The current multiplier is 22 years old and doesn’t adequately factor in the increased cost of special education services. Gill believes that’s a bigger problem than the 12.7 percent cap. He used an economics analogy to explain the issue.
“If you’re losing money on the unit cost of an item, you can’t make the difference up in volume,” he said.
Currently, districts across the state pour more than $140 million in local levy dollars into special education programs. If special education were fully funded, those dollars could go elsewhere.
Gill said the cap serves an important role in that it keeps districts from overidentifying special education students. The 12.7 percent rate was set in 1995 using prevalence rates from that time, he said. He said the rate is referenced to full-time-equivalent enrollment of districts, which is not the same as student head count. He said the current statewide FTE average is 11.92 percent.
“You don’t want to over-incentivize enrollment in special education either,” he said. “Alternative special education is the most richly funded program out there.”
Prior to the cap being established in 1995, Gill said there was no upper limit. In one 10-year period the general education budget grew about 40 percent, while the special education budget grew 52 percent, he said.
That doesn’t mean he thinks the cap shouldn’t be raised. Within the next five years, the cap’s appropriateness should be re-evaluated, but first he advocates that the multiplier be increased.
Meanwhile, Spokane Public School officials believe the 12.7 cap puts them at a disadvantage and that the state should raise it.
“I think it’s their paramount duty to at least fund up to the state average,” said Lisa Pacheco, the district’s director of special education.
During the most recent school year, Spokane Public Schools used $5 million in levy money to fund special education, said Linda McDermott, the district’s chief financial officer. The total special education budget was $47.6 million. Although the state offers districts some backup funding, known as safety net funding, it doesn’t cover the difference, she said.
Senate Bill 5432 would raise the multiplier to 1.08, which Gill said would inject about $140 million into special education budgets statewide and remove the need to use levy money.
Both Gill and McDermott are hopeful that whatever final education budget is settled upon by state lawmakers, it will benefit special education programs.

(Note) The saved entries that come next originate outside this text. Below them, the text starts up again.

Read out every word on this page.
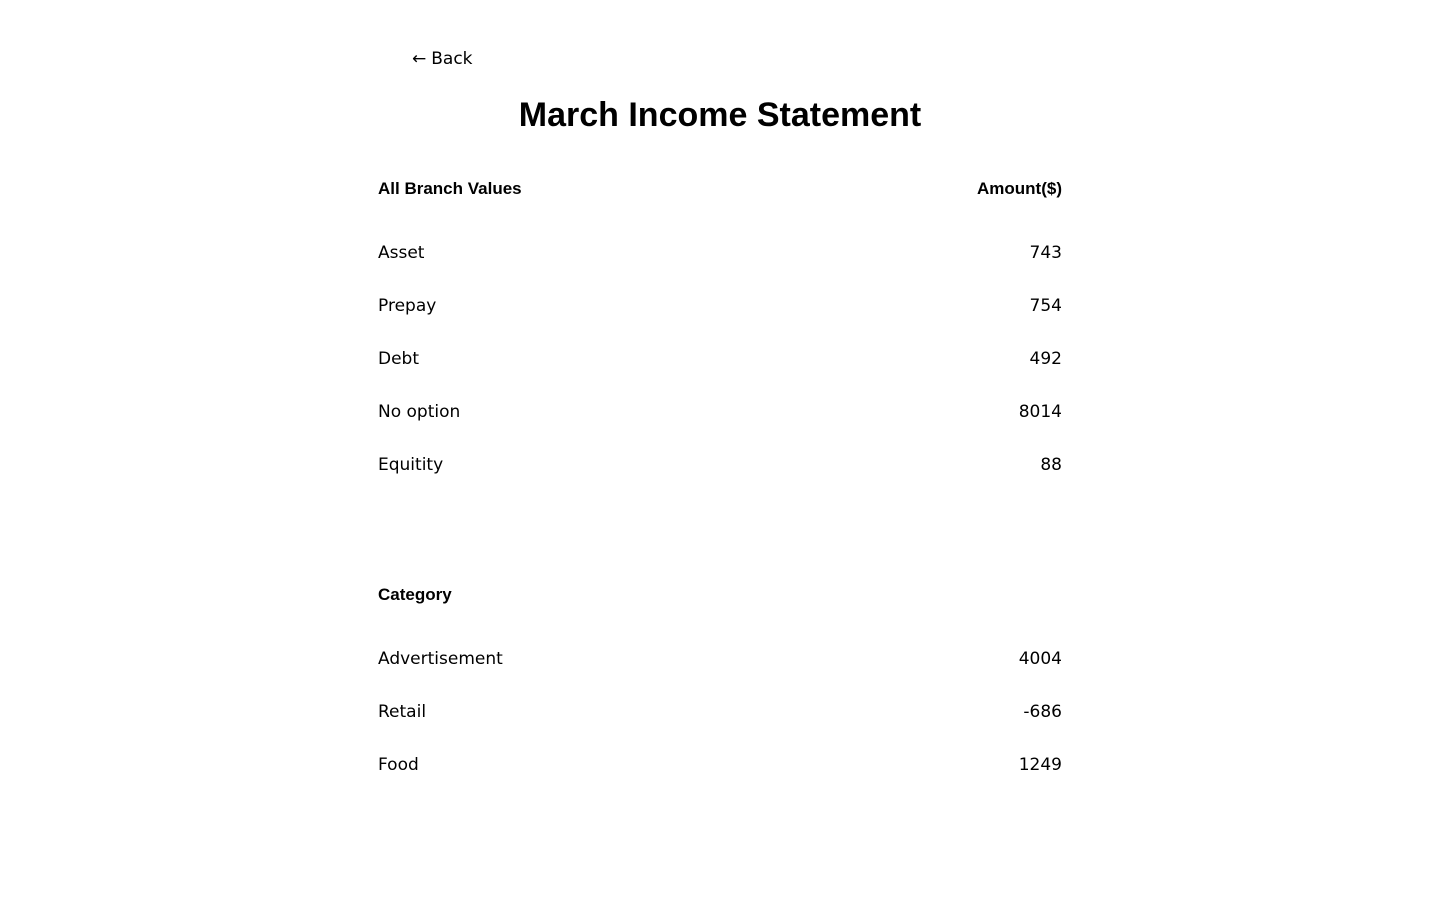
← Back
March Income Statement
All Branch Values	Amount($)
Asset	743
Prepay	754
Debt	492
No option	8014
Equitity	88
Category
Advertisement	4004
Retail	-686
Food	1249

“A common interest across all of our districts is being able to cover the costs of special education,” McDermott said. “I know our budget writers are aware of the challenge and that it is an integral part of basic education.”
The invisible problem
Gillet isn’t as hopeful. From her conversations with lawmakers, she gets the sense they think the issue is too complicated to tackle, she said.
“Yeah, it’s sort of this invisible problem,” she said. “Much like the population is an invisible group. I guess it goes hand in hand.”

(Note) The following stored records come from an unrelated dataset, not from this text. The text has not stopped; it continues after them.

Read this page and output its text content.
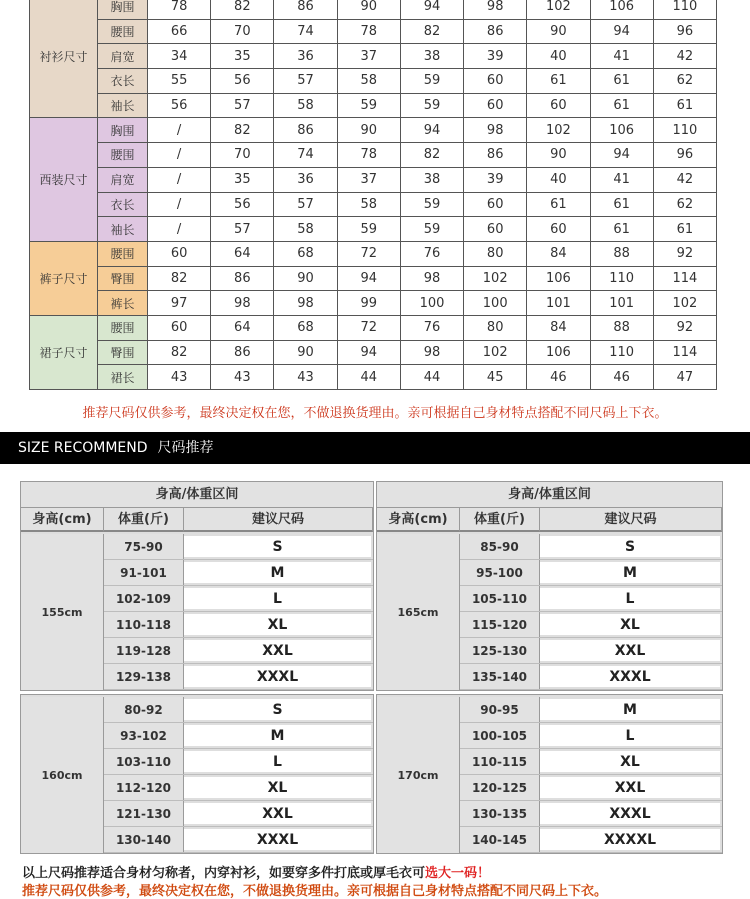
衬衫尺寸	胸围	78	82	86	90	94	98	102	106	110
	腰围	66	70	74	78	82	86	90	94	96
	肩宽	34	35	36	37	38	39	40	41	42
	衣长	55	56	57	58	59	60	61	61	62
	袖长	56	57	58	59	59	60	60	61	61
西装尺寸	胸围	/	82	86	90	94	98	102	106	110
	腰围	/	70	74	78	82	86	90	94	96
	肩宽	/	35	36	37	38	39	40	41	42
	衣长	/	56	57	58	59	60	61	61	62
	袖长	/	57	58	59	59	60	60	61	61
裤子尺寸	腰围	60	64	68	72	76	80	84	88	92
	臀围	82	86	90	94	98	102	106	110	114
	裤长	97	98	98	99	100	100	101	101	102
裙子尺寸	腰围	60	64	68	72	76	80	84	88	92
	臀围	82	86	90	94	98	102	106	110	114
	裙长	43	43	43	44	44	45	46	46	47
推荐尺码仅供参考，最终决定权在您，不做退换货理由。亲可根据自己身材特点搭配不同尺码上下衣。
SIZE RECOMMEND 尺码推荐
身高/体重区间
身高(cm)	体重(斤)	建议尺码
155cm
75-90	S
91-101	M
102-109	L
110-118	XL
119-128	XXL
129-138	XXXL
身高/体重区间
身高(cm)	体重(斤)	建议尺码
165cm
85-90	S
95-100	M
105-110	L
115-120	XL
125-130	XXL
135-140	XXXL
160cm
80-92	S
93-102	M
103-110	L
112-120	XL
121-130	XXL
130-140	XXXL
170cm
90-95	M
100-105	L
110-115	XL
120-125	XXL
130-135	XXXL
140-145	XXXXL
以上尺码推荐适合身材匀称者，内穿衬衫，如要穿多件打底或厚毛衣可选大一码！
推荐尺码仅供参考，最终决定权在您，不做退换货理由。亲可根据自己身材特点搭配不同尺码上下衣。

Last week, the American Civil Liberties Union of Washington filed a suit against OSPI on behalf of special education students who have “been wrongfully disciplined for behavior related to the disabilities,” according to court documents.
Although the suit doesn’t deal directly with funding issues, Gillet believes they are connected.
“In the ACLU lawsuit just filed, issues of untrained staff and denial of services due to lack of funding were raised and in large part lead back directly to how we fund special education,” she said in an email.
Rosey Thurman, a lawyer for Team Child, said many of her Spokane clients report the district resisting or otherwise slowing down the services they offer special education students. Often, she said, the reason given is a lack of funding.
“I find it shocking that the students who have the greatest need are treated poorly,” she said.
Meanwhile, parents like Erin Carden and her son wait. On a recent Tuesday, Carden’s phone rang. Her son wasn’t cooperating. Could she please come pick him up?
“I dread the number flashing across my screen,” she said.